Kemudian yang ke dua adalah optimalisasi private goods yang juga termasuk dalam sumber daya potensial. Hal ini tentunya akan bersinggungan ketat dengan teori kasb milik asy-Syaibani. Teori kasb pada hakikatnya mempunyai esensi sebagai dorongan kepada seluruh manusia bahwa rizki hanya bisa didapat dengan bekerja. Bahwasanya sebagaimana seseorang tidak memikul dosa orang lain, maka ia juga tidak mendapat rizki orang lain, seseorang hanya mendapatkan rizki dengan pekerjaan riil. Selain hal tersebut, kasb juga mempunyai esensi lain, yaitu optimalisasi sumber daya alam.

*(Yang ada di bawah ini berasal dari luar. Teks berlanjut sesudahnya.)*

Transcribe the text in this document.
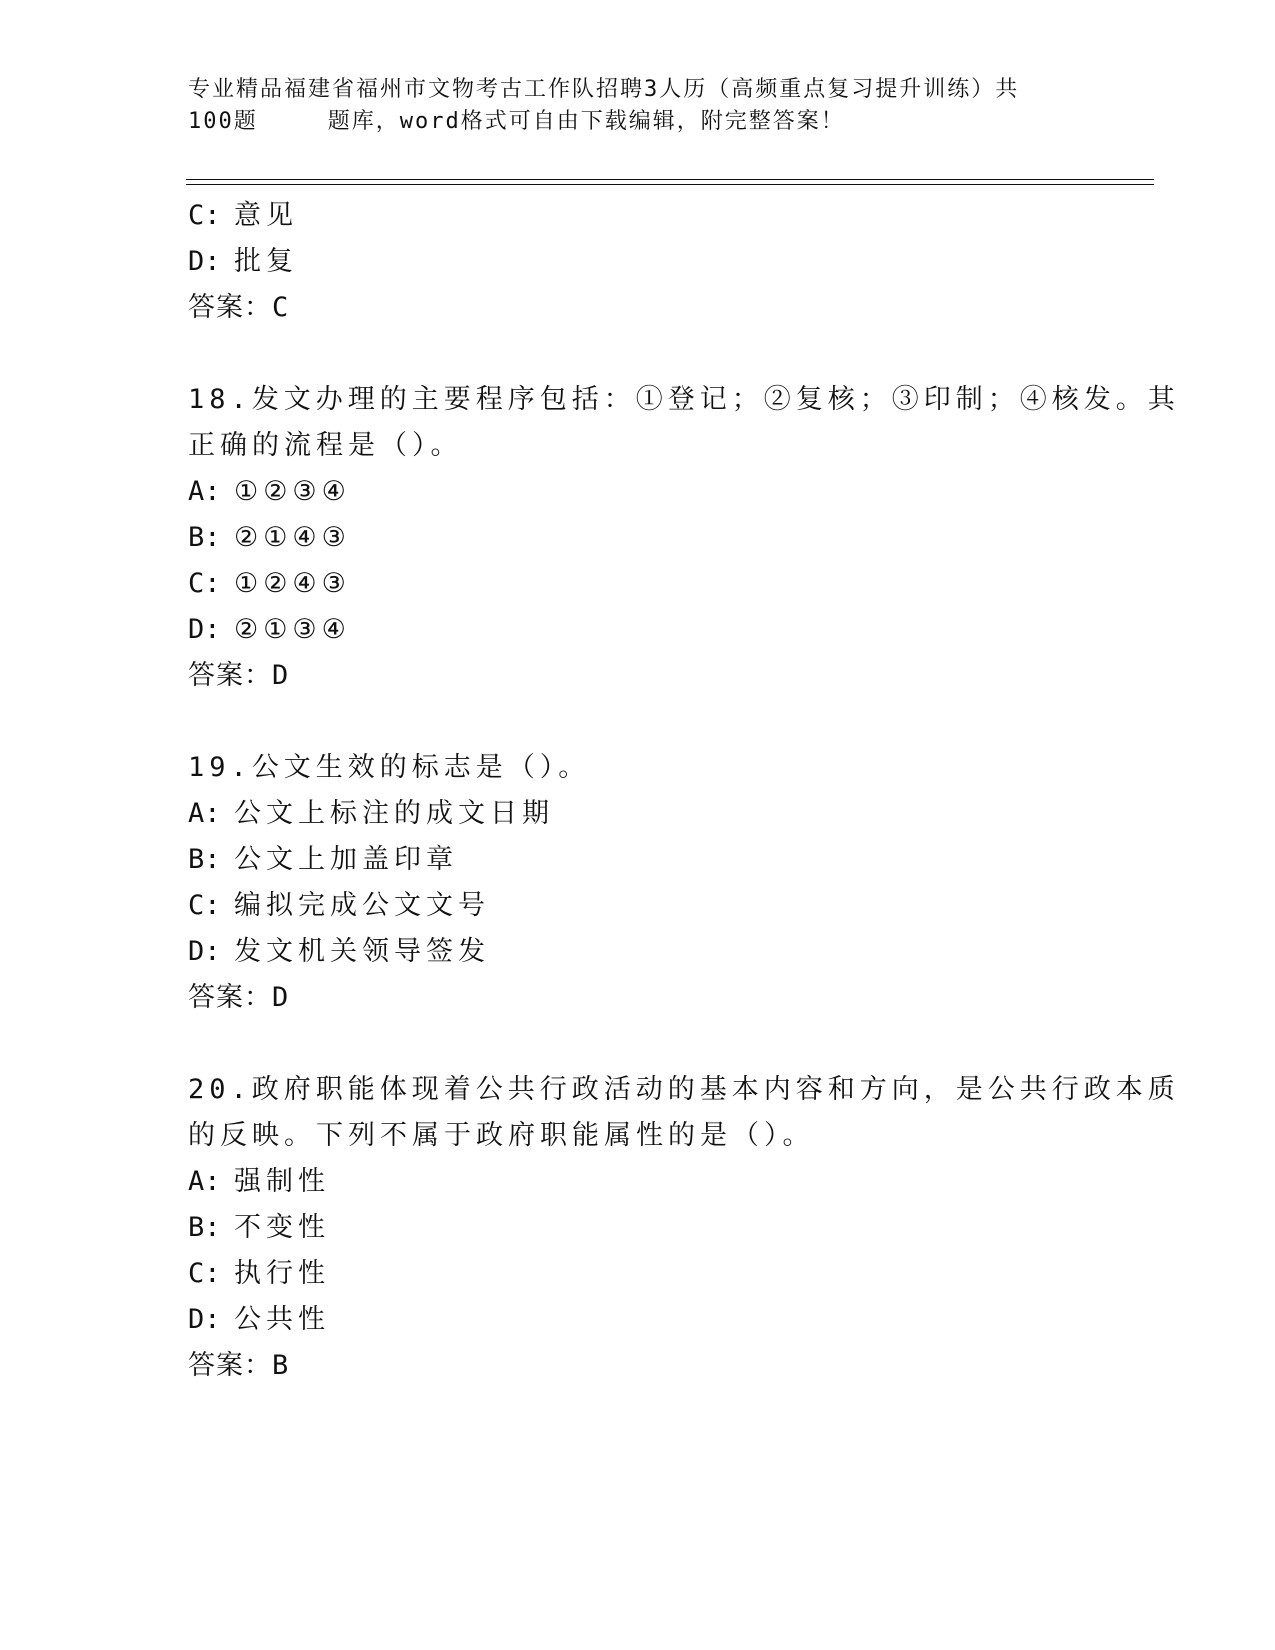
专业精品福建省福州市文物考古工作队招聘3人历（高频重点复习提升训练）共
100题	题库，word格式可自由下载编辑，附完整答案！
C: 意见
D: 批复
答案：C
18.发文办理的主要程序包括：①登记；②复核；③印制；④核发。其
正确的流程是（）。
A: ①②③④
B: ②①④③
C: ①②④③
D: ②①③④
答案：D
19.公文生效的标志是（）。
A: 公文上标注的成文日期
B: 公文上加盖印章
C: 编拟完成公文文号
D: 发文机关领导签发
答案：D
20.政府职能体现着公共行政活动的基本内容和方向，是公共行政本质
的反映。下列不属于政府职能属性的是（）。
A: 强制性
B: 不变性
C: 执行性
D: 公共性
答案：B
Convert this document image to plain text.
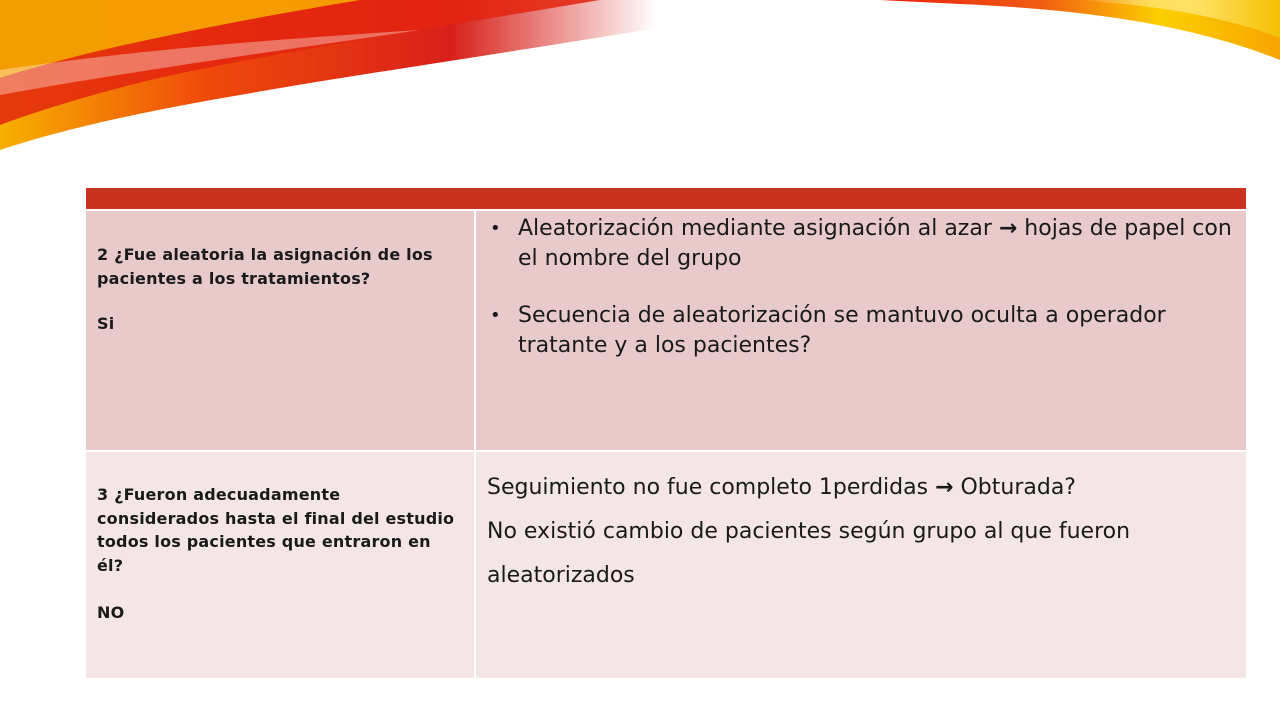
2 ¿Fue aleatoria la asignación de los pacientes a los tratamientos?
Si
• Aleatorización mediante asignación al azar → hojas de papel con el nombre del grupo
• Secuencia de aleatorización se mantuvo oculta a operador tratante y a los pacientes?
3 ¿Fueron adecuadamente considerados hasta el final del estudio todos los pacientes que entraron en él?
NO
Seguimiento no fue completo 1perdidas → Obturada?
No existió cambio de pacientes según grupo al que fueron aleatorizados
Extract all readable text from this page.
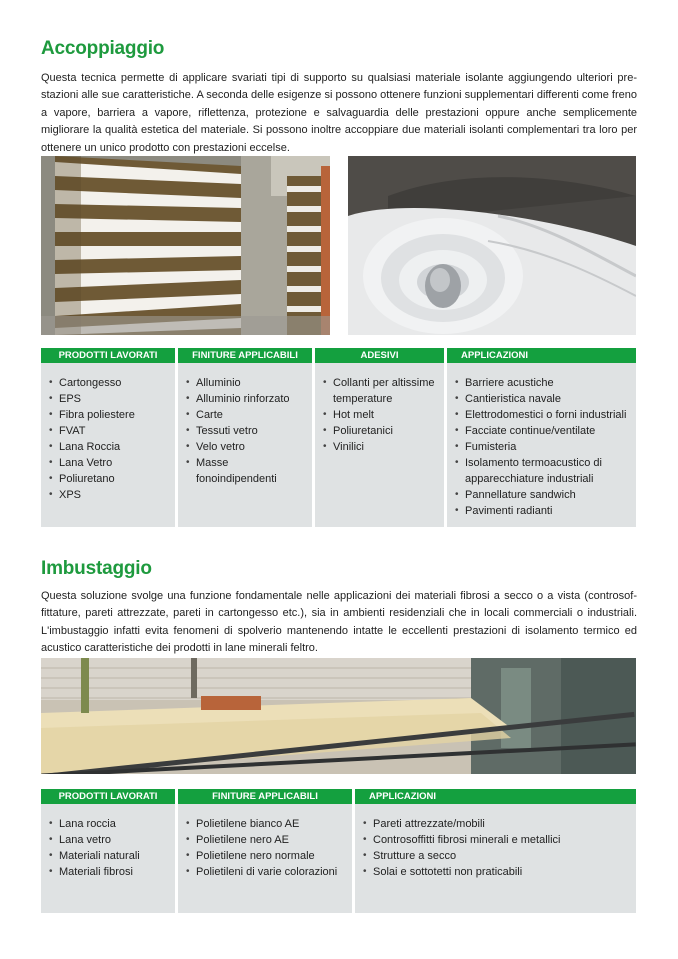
Accoppiaggio

Questa tecnica permette di applicare svariati tipi di supporto su qualsiasi materiale isolante aggiungendo ulteriori pre-stazioni alle sue caratteristiche. A seconda delle esigenze si possono ottenere funzioni supplementari differenti come freno a vapore, barriera a vapore, riflettenza, protezione e salvaguardia delle prestazioni oppure anche semplicemente migliorare la qualità estetica del materiale. Si possono inoltre accoppiare due materiali isolanti complementari tra loro per ottenere un unico prodotto con prestazioni eccelse.

PRODOTTI LAVORATI
• Cartongesso
• EPS
• Fibra poliestere
• FVAT
• Lana Roccia
• Lana Vetro
• Poliuretano
• XPS
FINITURE APPLICABILI
• Alluminio
• Alluminio rinforzato
• Carte
• Tessuti vetro
• Velo vetro
• Masse fonoindipendenti
ADESIVI
• Collanti per altissime temperature
• Hot melt
• Poliuretanici
• Vinilici
APPLICAZIONI
• Barriere acustiche
• Cantieristica navale
• Elettrodomestici o forni industriali
• Facciate continue/ventilate
• Fumisteria
• Isolamento termoacustico di apparecchiature industriali
• Pannellature sandwich
• Pavimenti radianti
Imbustaggio

Questa soluzione svolge una funzione fondamentale nelle applicazioni dei materiali fibrosi a secco o a vista (controsof-fittature, pareti attrezzate, pareti in cartongesso etc.), sia in ambienti residenziali che in locali commerciali o industriali. L'imbustaggio infatti evita fenomeni di spolverio mantenendo intatte le eccellenti prestazioni di isolamento termico ed acustico caratteristiche dei prodotti in lane minerali feltro.

PRODOTTI LAVORATI
• Lana roccia
• Lana vetro
• Materiali naturali
• Materiali fibrosi
FINITURE APPLICABILI
• Polietilene bianco AE
• Polietilene nero AE
• Polietilene nero normale
• Polietileni di varie colorazioni
APPLICAZIONI
• Pareti attrezzate/mobili
• Controsoffitti fibrosi minerali e metallici
• Strutture a secco
• Solai e sottotetti non praticabili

Optimalisasi private goods ini nampak jelas pada beberapa golongan yang mendapatkan alokasi dana dari zakat. Di sini penulis hanya menyebutkan satu di antaranya, yaitu golongan orang yang berhutang. Sudah maklum bahwa sekian banyak pengembangan usaha selalu berbanding lurus dengan modal yang ia punya. Memang, di era modern ini modal pengembangan usaha juga bisa didapatkan dari jasa peminjaman (hutang) yang disediakan oleh berbagai lembaga keuangan. Namun, peminjaman tersebut tentu ada batasnya. Lembaga keuangan manapun pasti mempunyai regulasi khusus dalam mengatur jumlah pinjaman yang akan ia keluarkan. Artinya, jika modal sudah tidak ada, kemudian peminjaman juga sudah mecapai batasnya, maka kegiatan produksi orang itu akan stagnan dan tidak bisa berkembang. Untung-untung hanya stagnan, beberapa malah pailit dan gulung tikar.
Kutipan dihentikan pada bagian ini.